At the start of the week we were in the all too familiar position of steady, but not dramatic improvement. Surely there is room for larger scale improvement: our average SHV is evidence that there is potential to do much better. But how do we continue to grow in a market that appears to have plateaued in terms of growth? That was the problem we faced this week, and consequently it was hard to make decisions without a concrete goal (for our improvement) to focus our decision making on.
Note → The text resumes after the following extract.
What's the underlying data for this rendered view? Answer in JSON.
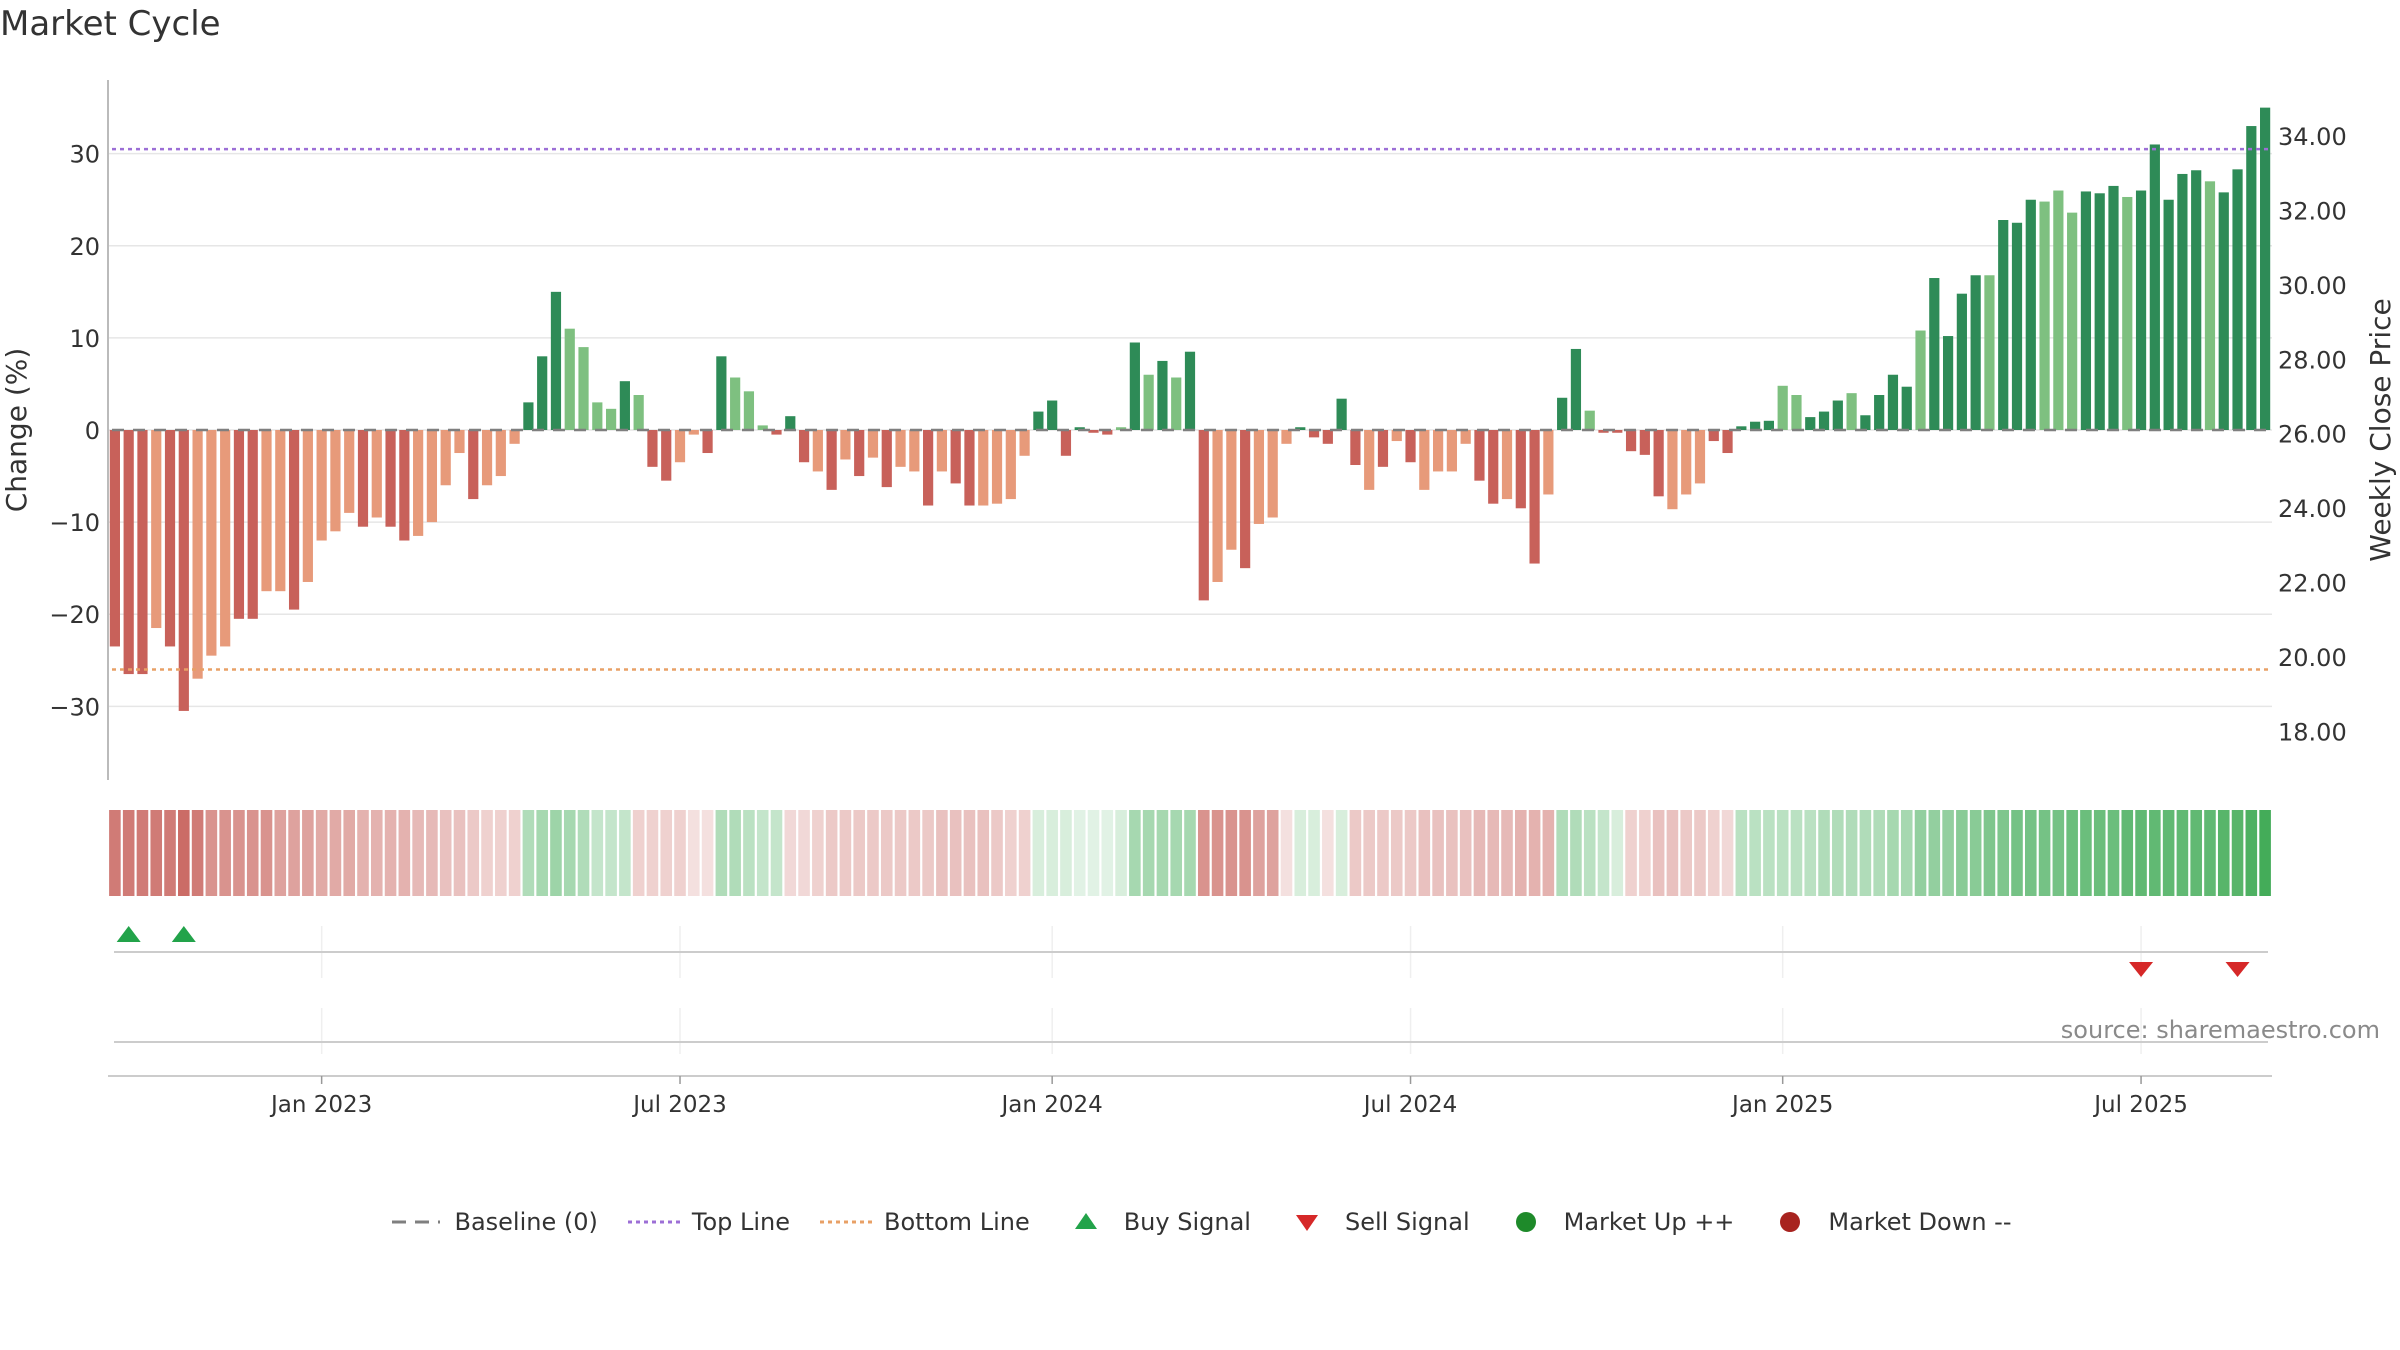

In Brazil there doesn’t seem to be much more room for growth. Although there is still consumer surplus, we are all in the same markets so are struggling to take advantage of this. Previously an underlying focus of our weekly strategy was to try and increase our sales: more sales = more profit. However now that growth has plateaued in our markets, we find ourselves struggling for answers as to how to significantly increase our SHV. After reading Greiner’s literature, I found myself looking at my group’s performance over the semester in progressive stages. We started producing and selling, which is what Greiner (1972) categorises as phase one. We progressed to making our operations more efficient and expanding our market share. Up to this point we are improving in accordance with Greiner’s phases, however this is where it ends. We have reached a point where it seems like we are unable to move forward and continue along Greiner’s Graph trend. Greiner (1972), suggests that perhaps our struggle for improvement is because we succumb to the temptation of using old solutions. These had previously proved successful, however, preceding phases require completely new solutions, thus making it impossible for new phases of growth to evolve.
Interestingly, although Greiner suggests using an entirely new solution; we did the exact opposite. As a group we realised that the best move for us (approaching the final rollover) was to fine tune our operations and become more efficient. This was our solution when we moved into stage two – so Greiner would argue that this is not the ideal solution (at least not from progressive into the next phase). However we realised there were still a lot of areas where we could cut down costs, so perhaps we had done what Greiner warns managers not to do – skipping a phase. As a result we decided to go back and perfect it. Another way we decided to try and increase our shareholder value (without increasing sales) was to give as much advice and guidance to our subsidiary team.
Our rollover yesterday was successful and it was pleasing to see that our decision to go back (to Greiner’s phase 2) and concentrate on efficiency paid off. I now understand the importance of completing developmental stages before rushing to the next – ultimately you’re just going to have to go back and get it right a second time. A slightly disappointing outcome of this week’s rollover was the our subsidiary’s SHV did not increase as much as we hoped. This is a whole other problem to discuss in a separate learning journal – but I think it came down to wanting to help without being controlling. Trying to find a balance here was challenging, and their SHV indicates that we didn’t do a very good job at finding this balance which hopefully we will do better at next week.
Greiner, L. E. (1972). Evolution and revolution as organizations grow. Harvard Business Review, 50(4), 37--46.